When you enable the state-store-query feature, Embucket persists query state in DynamoDB. See AWS Lambda deployment for how to enable this feature. Configure the table name and connection with the following variables.

Environment variableDefault
STATESTORE_TABLE_NAMEembucket-statestore
STATESTORE_DYNAMODB_ENDPOINTunset
AWS_DDB_ACCESS_KEY_IDunset
AWS_DDB_SECRET_ACCESS_KEYunset
AWS_DDB_SESSION_TOKENunset

These variables control the Lambda packaging and deployment process. Set them before you run the deploy script.

Environment variableDefault
FUNCTION_NAMEembucket-lambda
ENV_FILEconfig/.env.lambda
AWS_LAMBDA_ROLE_ARNunset
WITH_OTEL_CONFIGunset
FEATURESunset
LAYERSunset

Use these variables to adjust memory pools and network timeouts for your workload.

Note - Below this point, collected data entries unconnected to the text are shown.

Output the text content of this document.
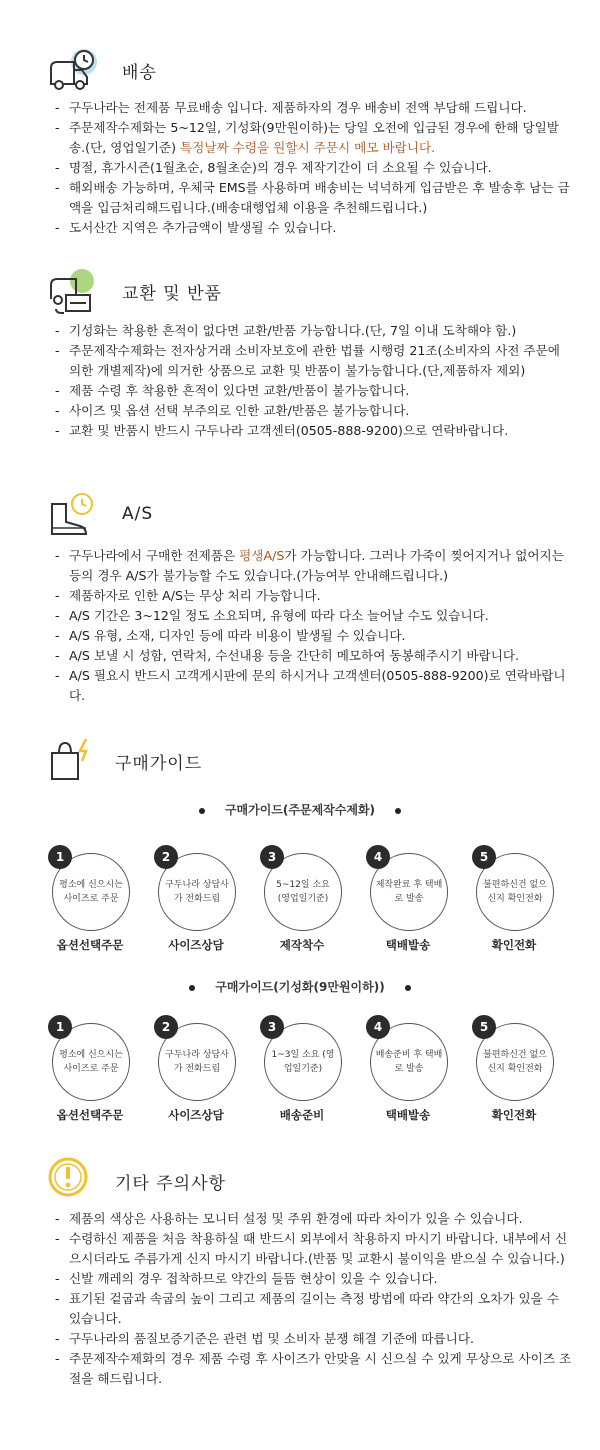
배송
- 구두나라는 전제품 무료배송 입니다. 제품하자의 경우 배송비 전액 부담해 드립니다.
- 주문제작수제화는 5~12일, 기성화(9만원이하)는 당일 오전에 입금된 경우에 한해 당일발송.(단, 영업일기준) 특정날짜 수령을 원할시 주문시 메모 바랍니다.
- 명절, 휴가시즌(1월초순, 8월초순)의 경우 제작기간이 더 소요될 수 있습니다.
- 해외배송 가능하며, 우체국 EMS를 사용하며 배송비는 넉넉하게 입금받은 후 발송후 남는 금액을 입금처리해드립니다.(배송대행업체 이용을 추천해드립니다.)
- 도서산간 지역은 추가금액이 발생될 수 있습니다.
교환 및 반품
- 기성화는 착용한 흔적이 없다면 교환/반품 가능합니다.(단, 7일 이내 도착해야 함.)
- 주문제작수제화는 전자상거래 소비자보호에 관한 법률 시행령 21조(소비자의 사전 주문에 의한 개별제작)에 의거한 상품으로 교환 및 반품이 불가능합니다.(단,제품하자 제외)
- 제품 수령 후 착용한 흔적이 있다면 교환/반품이 불가능합니다.
- 사이즈 및 옵션 선택 부주의로 인한 교환/반품은 불가능합니다.
- 교환 및 반품시 반드시 구두나라 고객센터(0505-888-9200)으로 연락바랍니다.
A/S
- 구두나라에서 구매한 전제품은 평생A/S가 가능합니다. 그러나 가죽이 찢어지거나 없어지는 등의 경우 A/S가 불가능할 수도 있습니다.(가능여부 안내해드립니다.)
- 제품하자로 인한 A/S는 무상 처리 가능합니다.
- A/S 기간은 3~12일 정도 소요되며, 유형에 따라 다소 늘어날 수도 있습니다.
- A/S 유형, 소재, 디자인 등에 따라 비용이 발생될 수 있습니다.
- A/S 보낼 시 성함, 연락처, 수선내용 등을 간단히 메모하여 동봉해주시기 바랍니다.
- A/S 필요시 반드시 고객게시판에 문의 하시거나 고객센터(0505-888-9200)로 연락바랍니다.
구매가이드
구매가이드(주문제작수제화)
평소에 신으시는 사이즈로 주문
1
옵션선택주문
구두나라 상담사가 전화드림
2
사이즈상담
5~12일 소요 (영업일기준)
3
제작착수
제작완료 후 택배로 발송
4
택배발송
불편하신건 없으신지 확인전화
5
확인전화
구매가이드(기성화(9만원이하))
평소에 신으시는 사이즈로 주문
1
옵션선택주문
구두나라 상담사가 전화드림
2
사이즈상담
1~3일 소요 (영업일기준)
3
배송준비
배송준비 후 택배로 발송
4
택배발송
불편하신건 없으신지 확인전화
5
확인전화
기타 주의사항
- 제품의 색상은 사용하는 모니터 설정 및 주위 환경에 따라 차이가 있을 수 있습니다.
- 수령하신 제품을 처음 착용하실 때 반드시 외부에서 착용하지 마시기 바랍니다. 내부에서 신으시더라도 주름가게 신지 마시기 바랍니다.(반품 및 교환시 불이익을 받으실 수 있습니다.)
- 신발 깨레의 경우 접착하므로 약간의 들뜸 현상이 있을 수 있습니다.
- 표기된 겉굽과 속굽의 높이 그리고 제품의 길이는 측정 방법에 따라 약간의 오차가 있을 수 있습니다.
- 구두나라의 품질보증기준은 관련 법 및 소비자 분쟁 해결 기준에 따릅니다.
- 주문제작수제화의 경우 제품 수령 후 사이즈가 안맞을 시 신으실 수 있게 무상으로 사이즈 조절을 해드립니다.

Environment variableDefault
MEM_POOL_TYPEgreedy
MEM_POOL_SIZE_MBunset
DISK_POOL_SIZE_MBunset
AWS_SDK_CONNECT_TIMEOUT_SECS3
AWS_SDK_OPERATION_TIMEOUT_SECS30
OBJECT_STORE_TIMEOUT_SECS10
OBJECT_STORE_CONNECT_TIMEOUT_SECS3

Embucket ships with demo credentials for local development. The default username and password both equal embucket. Override them with AUTH_DEMO_USER and AUTH_DEMO_PASSWORD before you expose the service to any network beyond localhost.